Otherwise, you’ll likely have a large balance on your card. The balance may incur late fees and rack up interest charges. And any missed payments will damage your credit score.
Qualifying for a credit card will mostly depend on your credit history and income.
✅0% APR
Finding a credit card with a 0% APR introductory rate and paying off the balance during the introductory period is like getting free money. You can finance your roof without spending a dime on interest.
✅Multiple credit card issuer options
There are tons of credit card options out there. Can you find one with a 0% or low introductory rate and reward points? If so, it’s almost as if the credit card company is paying you to finance your roof project.
⛔Paying high interest rates
Credit cards usually have high interest rates. Remember, several loans could be a better option if you won’t be able to pay the card balance off right away.
⛔Requires a large credit limit
Roof repair and replacement can get expensive. Your card’s credit limit may not be high enough to pay the entire bill.
How To Choose Your Best Roof Loan
Now that you’ve reviewed some roofing loan options, how do you pick the best one? We’ve got some tips to help you:
- Review your homeowners insurance policy or home warranty: Your policy or warranty may cover roof damage. If that’s the case, you may not need to borrow as much money.

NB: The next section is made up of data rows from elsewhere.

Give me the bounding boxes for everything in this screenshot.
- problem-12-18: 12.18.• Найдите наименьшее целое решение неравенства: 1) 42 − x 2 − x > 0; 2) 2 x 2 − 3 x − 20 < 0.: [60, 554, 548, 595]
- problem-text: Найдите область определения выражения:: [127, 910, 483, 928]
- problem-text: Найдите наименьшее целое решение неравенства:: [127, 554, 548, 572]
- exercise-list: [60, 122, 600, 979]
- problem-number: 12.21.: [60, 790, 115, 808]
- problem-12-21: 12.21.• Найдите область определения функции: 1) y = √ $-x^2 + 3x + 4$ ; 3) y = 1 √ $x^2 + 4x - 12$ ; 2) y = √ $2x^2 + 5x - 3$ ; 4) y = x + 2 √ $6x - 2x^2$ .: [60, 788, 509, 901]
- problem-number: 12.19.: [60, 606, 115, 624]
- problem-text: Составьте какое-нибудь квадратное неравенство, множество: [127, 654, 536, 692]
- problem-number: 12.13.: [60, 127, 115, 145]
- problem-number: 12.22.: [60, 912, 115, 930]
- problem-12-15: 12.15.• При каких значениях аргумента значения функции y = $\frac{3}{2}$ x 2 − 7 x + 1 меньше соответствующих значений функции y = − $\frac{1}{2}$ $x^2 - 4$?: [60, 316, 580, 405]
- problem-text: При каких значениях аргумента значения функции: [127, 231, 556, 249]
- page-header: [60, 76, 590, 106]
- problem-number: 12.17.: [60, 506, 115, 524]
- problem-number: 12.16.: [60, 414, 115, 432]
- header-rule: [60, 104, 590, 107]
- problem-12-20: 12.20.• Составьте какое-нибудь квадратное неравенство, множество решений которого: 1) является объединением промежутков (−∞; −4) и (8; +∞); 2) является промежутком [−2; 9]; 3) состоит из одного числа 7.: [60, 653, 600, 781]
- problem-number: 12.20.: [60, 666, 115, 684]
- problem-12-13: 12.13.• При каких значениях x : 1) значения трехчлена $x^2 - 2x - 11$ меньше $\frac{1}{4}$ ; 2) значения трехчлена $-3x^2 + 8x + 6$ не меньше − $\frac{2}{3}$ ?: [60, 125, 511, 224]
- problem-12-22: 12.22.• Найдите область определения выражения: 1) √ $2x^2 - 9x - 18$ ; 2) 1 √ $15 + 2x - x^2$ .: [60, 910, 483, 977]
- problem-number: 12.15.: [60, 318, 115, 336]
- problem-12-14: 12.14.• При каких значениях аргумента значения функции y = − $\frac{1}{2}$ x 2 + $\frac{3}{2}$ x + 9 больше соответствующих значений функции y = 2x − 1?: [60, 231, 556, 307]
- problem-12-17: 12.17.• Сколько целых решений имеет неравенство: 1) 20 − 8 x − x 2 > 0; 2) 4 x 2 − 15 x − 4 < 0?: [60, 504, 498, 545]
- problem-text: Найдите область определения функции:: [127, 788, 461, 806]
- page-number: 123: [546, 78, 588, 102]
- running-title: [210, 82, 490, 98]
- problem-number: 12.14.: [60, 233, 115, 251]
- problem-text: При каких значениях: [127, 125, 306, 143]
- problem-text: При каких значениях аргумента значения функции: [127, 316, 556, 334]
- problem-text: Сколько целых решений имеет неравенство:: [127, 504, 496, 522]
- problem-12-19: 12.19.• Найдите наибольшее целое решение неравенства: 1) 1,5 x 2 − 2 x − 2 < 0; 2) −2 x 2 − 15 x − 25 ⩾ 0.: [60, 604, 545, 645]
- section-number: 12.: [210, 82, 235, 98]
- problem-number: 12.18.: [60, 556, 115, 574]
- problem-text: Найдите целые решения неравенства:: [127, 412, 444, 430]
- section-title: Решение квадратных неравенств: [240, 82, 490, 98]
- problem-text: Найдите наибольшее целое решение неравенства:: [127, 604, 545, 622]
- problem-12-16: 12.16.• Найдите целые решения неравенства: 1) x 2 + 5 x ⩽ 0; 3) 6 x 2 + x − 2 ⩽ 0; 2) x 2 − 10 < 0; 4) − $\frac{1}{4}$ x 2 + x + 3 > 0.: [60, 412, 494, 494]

- Know your budget: Make sure you know how much your roof project will cost. You don’t want to underestimate and not have enough money to pay your contractor.

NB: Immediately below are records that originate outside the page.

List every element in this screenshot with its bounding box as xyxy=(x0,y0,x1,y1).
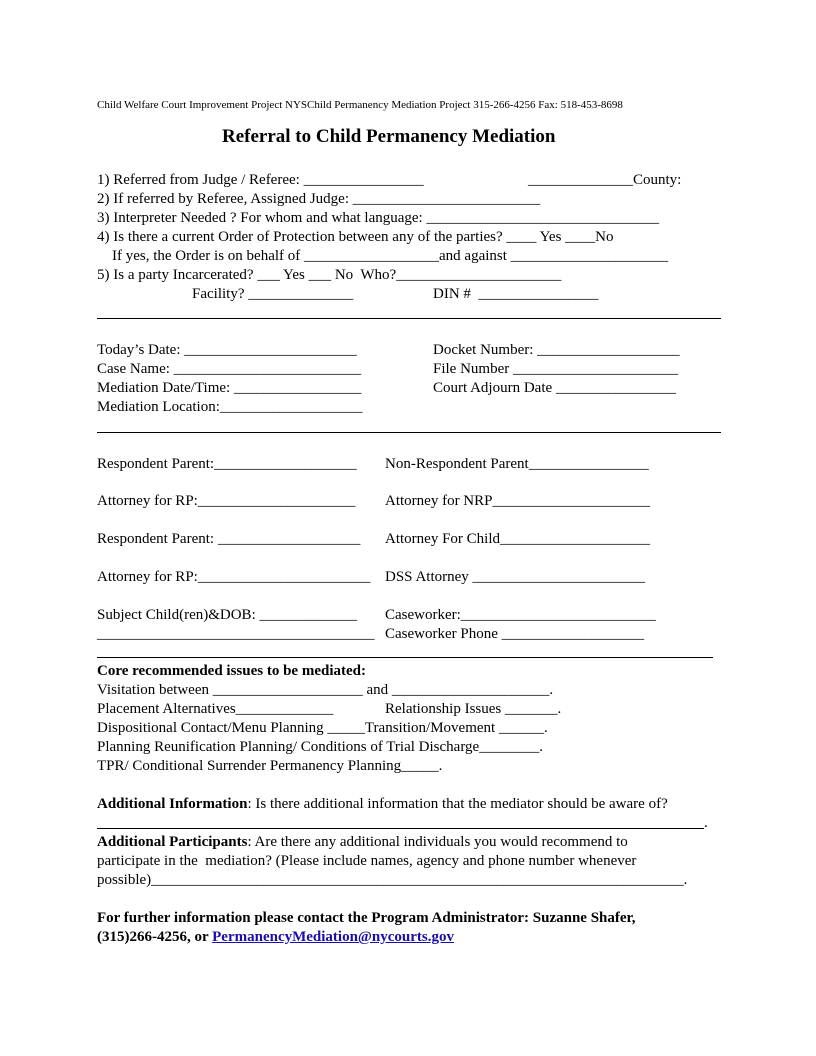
todays-date-field[interactable]: Today’s Date: _______________________ xyxy=(97,342,357,358)
section-divider xyxy=(97,318,721,319)
contact-info-line-1: For further information please contact the Program Administrator: Suzanne Shafer, xyxy=(97,910,636,926)
additional-information-text: : Is there additional information that the mediator should be aware of? xyxy=(247,796,668,812)
page-header: Child Welfare Court Improvement Project NYSChild Permanency Mediation Project 315-266-4256 Fax: 518-453-8698 xyxy=(97,99,623,111)
din-field[interactable]: DIN # ________________ xyxy=(433,286,599,302)
contact-info-line-2 xyxy=(97,928,454,947)
file-number-field[interactable]: File Number ______________________ xyxy=(433,361,678,377)
respondent-parent-2-field[interactable]: Respondent Parent: ___________________ xyxy=(97,531,361,547)
question-4-order-of-protection[interactable]: 4) Is there a current Order of Protection between any of the parties? ____ Yes ____No xyxy=(97,229,614,245)
case-name-field[interactable]: Case Name: _________________________ xyxy=(97,361,362,377)
facility-field[interactable]: Facility? ______________ xyxy=(192,286,354,302)
additional-participants-text: : Are there any additional individuals you would recommend to xyxy=(247,834,628,850)
additional-information-period: . xyxy=(704,815,708,831)
placement-alternatives-field[interactable]: Placement Alternatives_____________ xyxy=(97,701,334,717)
mediation-date-field[interactable]: Mediation Date/Time: _________________ xyxy=(97,380,362,396)
additional-participants-text-2: participate in the mediation? (Please include names, agency and phone number whenever xyxy=(97,853,637,869)
tpr-planning-field[interactable]: TPR/ Conditional Surrender Permanency Planning_____. xyxy=(97,758,443,774)
attorney-rp-field[interactable]: Attorney for RP:_____________________ xyxy=(97,493,356,509)
core-issues-heading: Core recommended issues to be mediated: xyxy=(97,663,366,679)
non-respondent-parent-field[interactable]: Non-Respondent Parent________________ xyxy=(385,456,649,472)
subject-children-extra-field[interactable]: _____________________________________ xyxy=(97,626,375,642)
question-1-referred-from[interactable]: 1) Referred from Judge / Referee: ________________ xyxy=(97,172,424,188)
respondent-parent-field[interactable]: Respondent Parent:___________________ xyxy=(97,456,357,472)
reunification-planning-field[interactable]: Planning Reunification Planning/ Conditions of Trial Discharge________. xyxy=(97,739,543,755)
question-4-order-behalf[interactable]: If yes, the Order is on behalf of __________________and against _____________________ xyxy=(112,248,669,264)
court-adjourn-date-field[interactable]: Court Adjourn Date ________________ xyxy=(433,380,676,396)
relationship-issues-field[interactable]: Relationship Issues _______. xyxy=(385,701,562,717)
attorney-rp-2-field[interactable]: Attorney for RP:_______________________ xyxy=(97,569,371,585)
subject-children-field[interactable]: Subject Child(ren)&DOB: _____________ xyxy=(97,607,357,623)
question-2-assigned-judge[interactable]: 2) If referred by Referee, Assigned Judge: _________________________ xyxy=(97,191,541,207)
dss-attorney-field[interactable]: DSS Attorney _______________________ xyxy=(385,569,646,585)
question-1-county[interactable]: ______________County: xyxy=(528,172,682,188)
section-divider xyxy=(97,657,713,658)
additional-information-prompt xyxy=(97,795,668,814)
question-5-incarcerated[interactable]: 5) Is a party Incarcerated? ___ Yes ___ No Who?______________________ xyxy=(97,267,562,283)
section-divider xyxy=(97,432,721,433)
additional-participants-prompt xyxy=(97,833,628,852)
visitation-field[interactable]: Visitation between ____________________ and _____________________. xyxy=(97,682,554,698)
page-title: Referral to Child Permanency Mediation xyxy=(222,126,556,147)
additional-participants-label: Additional Participants xyxy=(97,834,248,850)
contact-email-link[interactable]: PermanencyMediation@nycourts.gov xyxy=(212,929,454,945)
contact-phone: (315)266-4256, or xyxy=(97,929,213,945)
attorney-nrp-field[interactable]: Attorney for NRP_____________________ xyxy=(385,493,650,509)
dispositional-contact-field[interactable]: Dispositional Contact/Menu Planning _____Transition/Movement ______. xyxy=(97,720,548,736)
additional-participants-field[interactable]: possible)_______________________________________________________________________. xyxy=(97,872,688,888)
question-3-interpreter[interactable]: 3) Interpreter Needed ? For whom and what language: _______________________________ xyxy=(97,210,659,226)
additional-information-label: Additional Information xyxy=(97,796,248,812)
additional-information-line[interactable] xyxy=(97,828,704,829)
docket-number-field[interactable]: Docket Number: ___________________ xyxy=(433,342,680,358)
attorney-for-child-field[interactable]: Attorney For Child____________________ xyxy=(385,531,650,547)
caseworker-phone-field[interactable]: Caseworker Phone ___________________ xyxy=(385,626,645,642)
caseworker-field[interactable]: Caseworker:__________________________ xyxy=(385,607,656,623)
mediation-location-field[interactable]: Mediation Location:___________________ xyxy=(97,399,363,415)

- Shop around for multiple estimates: Get a few cost estimates from different roofing companies. Vet each contractor you’re interested in to make sure they run a reputable business.
Raise the Roof ’Cuz You’ve Got Options
Replacing or repairing your roof is a big deal – financially or otherwise. Fortunately, there are plenty of ways to pay for it. Should you get a personal loan, use a credit card or apply for a government-backed loan? Review your financing options so you can be confident your choice will cover your needs.